Monday, Nov. 21, 1955

Names make news. Last week these names made this news:

A newswolf in house guest's clothing, Britain's deep pink Cedric Belfrage, deported from the U.S. (TIME, May 25, 1953) but still editor of the fellow-traveling U.S. weekly National Guardian, recently visited the Swiss home of another exile from the U.S., veteran (66) Cine-comedian Charlie Chaplin, an ex-resident of Hollywood since 1952. The two Britons chatted candidly and parted amicably. Last week, however, Belfrage, without leave from Leftist Chaplin, tattled on Charlie in the Guardian. According to Belfrage, Chaplin now detests America, his homeland for some 40 years. Chaplin was quoted as saying: "I no longer have any use for America at all. I wouldn't go back there if Jesus Christ was President!"

A week after her younger sister Nina ("Honey Bear") Warren, 22, eloped with a Los Angeles obstetrician (TIME, Nov. 14), blonde-banged Librarian Dorothy Warren, 24, second daughter of Chief Justice Earl Warren, got set to bring one more medicine man into the family. Her fiance: New Jersey-born Carmine D. Clemente, Ph.D., 27, assistant professor of anatomy in the medical school at the University of California at Los Angeles.

Minus the monocle and orchid boutonniere he used to affect even while hunting, semi-retired Edwardian-style Playboy Nubar Gulbenkian,* fiftyish, son of the greatest wheeler-dealer of them all, the late billionaire Five-Percenter Calouste Gulbenkian, showed up in Britain, his old playground (he now lives in Portugal), sipped a spot of liquid warmth before riding off to a hunt in Buckinghamshire.

Convalescing from writer's cramp after a marathon of autographing some 4,000 copies of the first volume of his memoirs in Kansas City, Harry S. Truman visited Mississippi's Gulf Coast. Asked if the second volume of his reminiscences, to be published next February, will stir up any fuss, jaunty Author Truman grinned: "I might have to go live in Timbuktu!"

To liven up the opening of a mental health exhibit in London, Britain's waggish Minister of Labor, Sir Walter Monckton, tried on a brain-wave recording device for size, came out looking as if he were a fugitive from a Martian barbershop.

Although left-wing Artist Rockwell Kent, 72, long ago testified under oath that he has never been a Communist, he is not willing to swear so for the State Department. Reason: Kent claims that repetition of his earlier denial is "irrelevant" to getting a passport. Result: a passport has thrice been denied to Artist Kent since 1950. Last week, Kent admitted the paradox of his position: "I have spent so much money on lawyers in my fight to get a passport that when I eventually do receive it, I'll have to recover financially so I'll have money to travel."

Packing a dictator-size revolver in a belly-gun holster, Nicaragua's slang-slinging Despot Anastasio Somoza struck a benign pose as he proudly surveyed one of his pet projects, Port Somoza, now abuilding on Nicaragua's sultry Pacific coast.

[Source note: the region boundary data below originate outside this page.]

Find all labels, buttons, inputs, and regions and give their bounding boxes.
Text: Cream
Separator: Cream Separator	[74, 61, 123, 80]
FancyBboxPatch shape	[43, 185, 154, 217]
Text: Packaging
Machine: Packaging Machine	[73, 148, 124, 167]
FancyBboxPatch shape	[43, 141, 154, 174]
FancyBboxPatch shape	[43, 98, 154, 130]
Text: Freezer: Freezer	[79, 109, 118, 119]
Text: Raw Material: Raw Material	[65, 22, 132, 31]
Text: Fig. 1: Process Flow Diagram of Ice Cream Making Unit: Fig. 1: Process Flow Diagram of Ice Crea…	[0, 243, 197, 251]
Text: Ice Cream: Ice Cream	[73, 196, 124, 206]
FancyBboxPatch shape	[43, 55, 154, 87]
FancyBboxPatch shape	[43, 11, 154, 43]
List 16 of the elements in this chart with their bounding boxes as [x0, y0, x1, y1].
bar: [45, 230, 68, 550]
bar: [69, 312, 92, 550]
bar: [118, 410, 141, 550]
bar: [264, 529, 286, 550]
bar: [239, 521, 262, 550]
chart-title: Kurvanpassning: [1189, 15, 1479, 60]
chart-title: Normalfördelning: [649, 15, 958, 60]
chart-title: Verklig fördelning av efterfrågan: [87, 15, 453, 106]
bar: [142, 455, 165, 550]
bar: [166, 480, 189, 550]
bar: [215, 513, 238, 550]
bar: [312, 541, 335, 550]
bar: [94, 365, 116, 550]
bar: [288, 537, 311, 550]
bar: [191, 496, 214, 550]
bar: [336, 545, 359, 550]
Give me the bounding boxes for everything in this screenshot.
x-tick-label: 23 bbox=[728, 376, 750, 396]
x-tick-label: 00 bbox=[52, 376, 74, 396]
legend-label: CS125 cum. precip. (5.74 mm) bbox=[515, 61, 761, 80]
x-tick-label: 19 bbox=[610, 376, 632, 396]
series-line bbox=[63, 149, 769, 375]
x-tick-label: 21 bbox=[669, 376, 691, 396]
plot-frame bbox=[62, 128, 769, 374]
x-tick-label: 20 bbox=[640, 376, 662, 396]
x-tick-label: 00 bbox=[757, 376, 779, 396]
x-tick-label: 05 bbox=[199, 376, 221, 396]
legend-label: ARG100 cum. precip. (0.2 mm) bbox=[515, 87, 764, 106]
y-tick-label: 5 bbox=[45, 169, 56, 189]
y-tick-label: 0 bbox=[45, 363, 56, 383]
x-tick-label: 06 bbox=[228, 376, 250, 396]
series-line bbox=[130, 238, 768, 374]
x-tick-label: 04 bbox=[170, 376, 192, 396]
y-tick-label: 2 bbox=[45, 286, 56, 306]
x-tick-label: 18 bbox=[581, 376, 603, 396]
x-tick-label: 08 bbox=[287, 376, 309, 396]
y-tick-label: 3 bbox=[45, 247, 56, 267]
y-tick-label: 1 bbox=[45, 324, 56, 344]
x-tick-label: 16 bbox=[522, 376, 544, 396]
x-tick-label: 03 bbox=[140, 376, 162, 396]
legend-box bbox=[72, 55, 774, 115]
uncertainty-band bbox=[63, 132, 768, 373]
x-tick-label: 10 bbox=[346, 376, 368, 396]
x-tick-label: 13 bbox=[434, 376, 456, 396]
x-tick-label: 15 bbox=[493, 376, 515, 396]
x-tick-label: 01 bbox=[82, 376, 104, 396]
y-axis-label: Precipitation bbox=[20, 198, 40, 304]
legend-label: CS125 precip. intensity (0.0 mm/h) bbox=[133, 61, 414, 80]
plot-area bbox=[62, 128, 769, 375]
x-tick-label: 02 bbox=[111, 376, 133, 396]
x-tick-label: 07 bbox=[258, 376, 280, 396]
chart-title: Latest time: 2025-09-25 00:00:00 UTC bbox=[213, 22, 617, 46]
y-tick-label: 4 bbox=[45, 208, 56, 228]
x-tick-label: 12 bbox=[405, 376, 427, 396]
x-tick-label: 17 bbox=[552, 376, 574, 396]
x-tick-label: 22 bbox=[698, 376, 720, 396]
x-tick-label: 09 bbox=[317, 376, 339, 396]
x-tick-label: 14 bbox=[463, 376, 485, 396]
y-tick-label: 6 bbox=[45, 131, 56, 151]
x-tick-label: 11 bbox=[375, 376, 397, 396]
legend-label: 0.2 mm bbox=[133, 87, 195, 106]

Somoza is fond of all sorts of artillery, but especially so these days, since he recently announced (for the umpteenth time) that he is the target of an assassination plot engineered by his old neighbor and enemy, Costa Rica's peppery President Jose Figueres.

All but turned out to pasture by a recent spate of rumors, well-preserved (51) Crooner-Cinemactor Bing (The Country Girl) Crosby started work on a filmed TV show in Hollywood, set questioners straight on the superannuation chatter: "Let's just say that I'm not going to retire quite as much as Winston Churchill, but more than Betty Hutton."*

After a prosaic civil ceremony in the city hall of Versailles, pale, black-browed Five-and-Dime Heiress Barbara Hutton Mdivani Haugwitz-Reventlow Grant Troubetskoy Rubirosa, 43 this week, ex-countess, twice an ex-princess, motored back to her rose-festooned Ritz Hotel suite in Paris with her sixth groom. Having demoted herself to a baroness, Barbara beamed nonetheless at her attentive husband, once Nazi Germany's top tennis ace, Baron Gottfried von Cramm, 46. He had met Barbara about 18 years before in Cairo. Amidst toasts at the Ritz, the baron recalled: "We liked each other very much right away, but we decided to wait a few years before getting married." Chimed in the baroness: "I ought to have married him then." After several more stirrup cups, the reporters departed with the baron on their heels. He headed for the Ritz bar. Wheezy with bronchitis, the baroness retired to her bedchamber.

*At Britain's elite Pytchley Hunt, a horsy chap once superciliously told Gulbenkian that he had never before seen an orchid worn in the field. Gulbenkian's amiable squelch: "My dear sir, I expect this is the first time you have seen an Armenian out with the Pytchley!" *Bugle-voiced Comedienne Hutton "retired" forever a year ago, has since launched two comebacks in TV.